Все это я так длинно излагаю для того, чтобы нам с Вами четко различать те самые “концы и начала”. И осознавать, что и плевелы подчас растут долго, а то ведь у некоторых получается так: “Явился гадкий Сорокин и все опошлил…” Имеющий глаза да увидит. Но надо иметь зоркие глаза. И ясную голову, не обремененную чрезмерно парадоксальным мышлением.

С искренним уважением

Иосиф Беленький ,

доктор искусствоведения.

Ашкилон, Израиль.

 

О “МОРАЛИЗМЕ” В. НАБОКОВА

От редакции — г-ну Иосифу Беленькому

Глубокоуважаемый коллега!

Ваше содержательное письмо мы решили не отправлять адресату, поскольку тема этого обращения — фактически совершенно посторонняя теме и смыслу его рецензии, и взяли на себя смелость ответить Вам без его участия.

При чтении письма сразу бросилась в глаза некая несообразность, которую Вы провозглашаете с не меньшей безоговорочностью, чем Никита Елисеев — тезис о “морализме” Владимира Набокова: “У Достоевского < …> слово в небрежении, а идея, психология, сюжет господствуют”. И это сказано о величайшем стилисте (который, правда, сам не сознавал своей революционной роли в этой области и думал, что писать следует так же “гладко”, как неторопливые Тургенев или Гончаров, да только ему недосуг).
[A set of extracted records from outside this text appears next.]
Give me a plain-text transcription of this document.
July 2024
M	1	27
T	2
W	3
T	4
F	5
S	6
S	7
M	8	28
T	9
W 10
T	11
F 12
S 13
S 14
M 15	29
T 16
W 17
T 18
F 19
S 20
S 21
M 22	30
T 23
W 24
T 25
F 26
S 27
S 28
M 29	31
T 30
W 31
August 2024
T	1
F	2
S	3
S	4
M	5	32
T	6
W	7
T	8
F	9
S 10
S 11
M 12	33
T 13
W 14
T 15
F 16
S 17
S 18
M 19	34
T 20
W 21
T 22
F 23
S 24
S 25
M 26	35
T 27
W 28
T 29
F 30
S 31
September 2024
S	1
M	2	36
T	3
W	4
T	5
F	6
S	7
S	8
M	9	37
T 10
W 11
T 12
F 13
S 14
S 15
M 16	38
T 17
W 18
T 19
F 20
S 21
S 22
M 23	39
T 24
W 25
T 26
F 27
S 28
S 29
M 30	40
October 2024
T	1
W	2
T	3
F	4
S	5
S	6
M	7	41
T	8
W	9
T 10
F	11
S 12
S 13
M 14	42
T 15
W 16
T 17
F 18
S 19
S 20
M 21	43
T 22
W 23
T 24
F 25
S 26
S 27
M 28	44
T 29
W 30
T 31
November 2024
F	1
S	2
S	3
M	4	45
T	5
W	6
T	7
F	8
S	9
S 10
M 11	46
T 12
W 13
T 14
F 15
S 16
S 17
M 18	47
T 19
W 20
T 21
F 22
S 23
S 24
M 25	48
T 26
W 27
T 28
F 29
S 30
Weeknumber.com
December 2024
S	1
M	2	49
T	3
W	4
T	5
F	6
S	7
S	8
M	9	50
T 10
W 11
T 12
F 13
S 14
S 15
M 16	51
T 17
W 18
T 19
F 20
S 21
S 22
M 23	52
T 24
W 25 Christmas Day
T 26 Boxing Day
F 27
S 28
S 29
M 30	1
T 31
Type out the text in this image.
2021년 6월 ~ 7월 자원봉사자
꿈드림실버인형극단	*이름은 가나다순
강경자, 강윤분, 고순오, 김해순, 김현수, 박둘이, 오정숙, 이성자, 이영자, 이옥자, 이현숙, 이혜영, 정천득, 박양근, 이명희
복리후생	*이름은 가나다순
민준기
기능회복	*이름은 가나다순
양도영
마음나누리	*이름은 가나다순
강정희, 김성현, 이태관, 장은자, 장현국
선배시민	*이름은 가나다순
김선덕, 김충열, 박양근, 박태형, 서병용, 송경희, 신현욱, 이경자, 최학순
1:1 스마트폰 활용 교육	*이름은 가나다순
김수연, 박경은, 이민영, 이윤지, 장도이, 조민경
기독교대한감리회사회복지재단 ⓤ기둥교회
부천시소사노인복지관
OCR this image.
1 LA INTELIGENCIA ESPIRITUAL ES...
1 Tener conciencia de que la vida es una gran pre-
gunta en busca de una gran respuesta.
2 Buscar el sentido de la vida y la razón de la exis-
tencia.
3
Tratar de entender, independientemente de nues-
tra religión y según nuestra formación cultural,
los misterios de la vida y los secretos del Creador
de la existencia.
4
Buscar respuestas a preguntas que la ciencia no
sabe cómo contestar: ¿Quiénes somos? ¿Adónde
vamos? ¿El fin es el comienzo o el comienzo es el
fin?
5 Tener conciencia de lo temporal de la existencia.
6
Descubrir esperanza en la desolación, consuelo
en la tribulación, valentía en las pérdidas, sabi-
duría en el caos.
Есть немалый круг людей, которые находятся настолько вне мира Достоевского, что не способны упиваться изгибами и изломами его слога. Но профессионал (пусть и в смежной сфере) должен хотя бы вчуже учитывать исследования М. М. Бахтина о сложнейшей природе слова у Достоевского (а если идти дальше по следу — то и изыскания В. Е. Ветловской о “проникновенном” и о “неподготовленном” слове у него). А то, что не один Достоевский разрушал “золотой” канон “Капитанской дочки” и “Тамани”, так об этом можно прочитать в опередившей свое время работе К. Н. Леонтьева “Анализ, стиль и веяние” (1890), где автор справедливо усматривает нарушителя именно такого канона — в Льве Толстом.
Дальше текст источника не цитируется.